ICD's and Strategic Review The extra news today is that (1) the Inflow control devices (ICD’s) on IP5 seems to have had a positive effect (over doubling previous fluid rates) (2) the ICD effect on 2P1 (700 bbl/d) is maintained, (3) ICDs reduce the Steam to Oil ratio (SOR) and as a consequence of (1)-(3), ICD’s will be deployed on all other well pairs.
My record of production for IP5 for last June, July, August, September, and October was 100, 100, 150, 190 and 168 bbl/d respectively. Using 168-190 bbl/d as the previous rate (and assuming over double fluid rates equates to doubling of the production rate), that would put the preliminary ICD rate for IP5 at about 336–380 bbl/d.
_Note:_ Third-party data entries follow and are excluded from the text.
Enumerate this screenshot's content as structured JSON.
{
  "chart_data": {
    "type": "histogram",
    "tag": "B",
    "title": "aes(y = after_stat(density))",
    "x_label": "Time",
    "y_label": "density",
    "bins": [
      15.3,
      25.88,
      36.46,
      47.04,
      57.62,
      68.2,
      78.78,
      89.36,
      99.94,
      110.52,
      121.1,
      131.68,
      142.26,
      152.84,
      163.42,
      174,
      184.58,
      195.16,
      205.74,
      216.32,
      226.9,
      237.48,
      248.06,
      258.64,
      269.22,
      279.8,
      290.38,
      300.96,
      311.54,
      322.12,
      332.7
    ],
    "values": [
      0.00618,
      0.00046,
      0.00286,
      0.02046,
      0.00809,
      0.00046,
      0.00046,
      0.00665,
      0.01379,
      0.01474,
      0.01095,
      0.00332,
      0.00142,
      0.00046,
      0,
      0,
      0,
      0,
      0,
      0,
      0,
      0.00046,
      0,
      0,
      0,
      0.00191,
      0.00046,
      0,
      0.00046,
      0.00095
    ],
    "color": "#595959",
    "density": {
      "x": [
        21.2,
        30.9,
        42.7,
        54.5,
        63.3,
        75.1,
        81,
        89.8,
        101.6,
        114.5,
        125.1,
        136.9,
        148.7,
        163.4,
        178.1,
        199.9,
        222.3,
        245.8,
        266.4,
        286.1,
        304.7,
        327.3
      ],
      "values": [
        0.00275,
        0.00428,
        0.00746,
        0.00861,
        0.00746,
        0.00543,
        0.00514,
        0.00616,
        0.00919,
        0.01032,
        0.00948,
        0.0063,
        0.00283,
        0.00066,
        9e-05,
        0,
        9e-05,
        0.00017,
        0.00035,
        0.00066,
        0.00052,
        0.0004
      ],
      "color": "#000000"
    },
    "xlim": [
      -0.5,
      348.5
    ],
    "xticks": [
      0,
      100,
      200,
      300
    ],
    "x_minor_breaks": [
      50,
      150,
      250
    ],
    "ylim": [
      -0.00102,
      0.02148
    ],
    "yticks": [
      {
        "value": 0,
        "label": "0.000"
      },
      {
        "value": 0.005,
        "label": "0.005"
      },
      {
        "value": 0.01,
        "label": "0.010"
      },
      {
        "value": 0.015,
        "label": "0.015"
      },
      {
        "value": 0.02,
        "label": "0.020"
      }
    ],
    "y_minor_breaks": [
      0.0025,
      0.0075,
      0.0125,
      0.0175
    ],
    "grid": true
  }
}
I use the word “preliminary”, because the news release mentions that pad 1 wells need more time to achieve conformity.
Given this information, I think it is worthwhile to review the outlook expressed in the Dec 11, 2013 news release. At that time, STP described ICD devices as one of the acceleration techniques they were considering. They stated that “if given appropriate time, the Company expects that well pair conformance will develop on its own.” (i.e. without ICD acceleration). They stated that their various tests on the best wells indicated that the “original twelve well pairs will have the potential to ramp in aggregate to a rate of approximately 7,000 bbl/d by the first calendar quarter of 2015. “
The success of the ICD devices and the commitment to deploy them on all pairs indicates that acceleration is possible. To get to 7000 bbl/d, each well pair would have to produce 7000/12=583 bbl/d. With 2P1 already exceeding this average rate, 7000 bbl/d later this year seems attainable. We should contemplate what increased volume does to cash flow, profitability and financing.
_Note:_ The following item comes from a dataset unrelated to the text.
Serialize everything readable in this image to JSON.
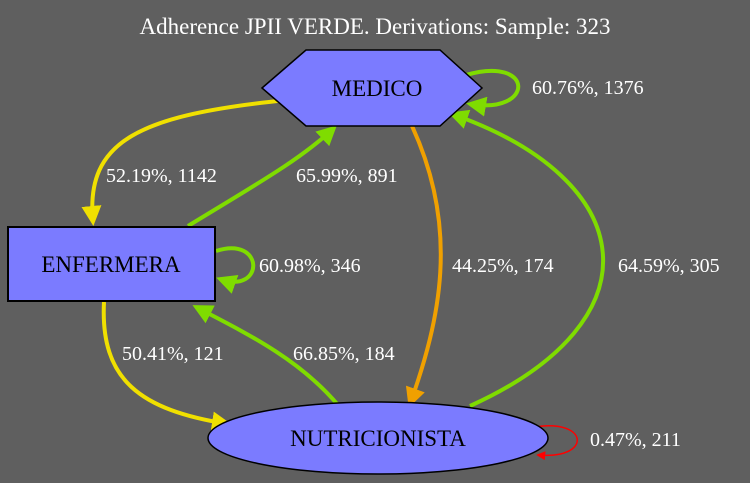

As well, we should consider the impact of increased volume on the strategic review. The latest news release says that the strategic review is ongoing. Recall, however, that the December 11 news release contemplated a $51 million program to drill 6 infill pairs that would reduce spacing (from 100 metres to 50 metres between pairs). It was the additional capital for this drilling plus the anticipated longer ramp up that caused the company to undertake the strategic review.
“The determination that additional capital will be required to fill the STP-McKay project to capacity, coupled with the understanding of the ramp-up rate on the existing 12 well pairs has resulted in the Company’s Board of Directors electing to initiate a process of examining all options available to maximize shareholder value as the Company moves forward.”
Whereas previously it looked like ramp up would cost $51 million and take one year, it now appears that it may be achievable for $12 million in half that time. Moreover, a lower SOR means reduced costs of natural gas to produce steam.
The dynamics and strategic imperatives have changed.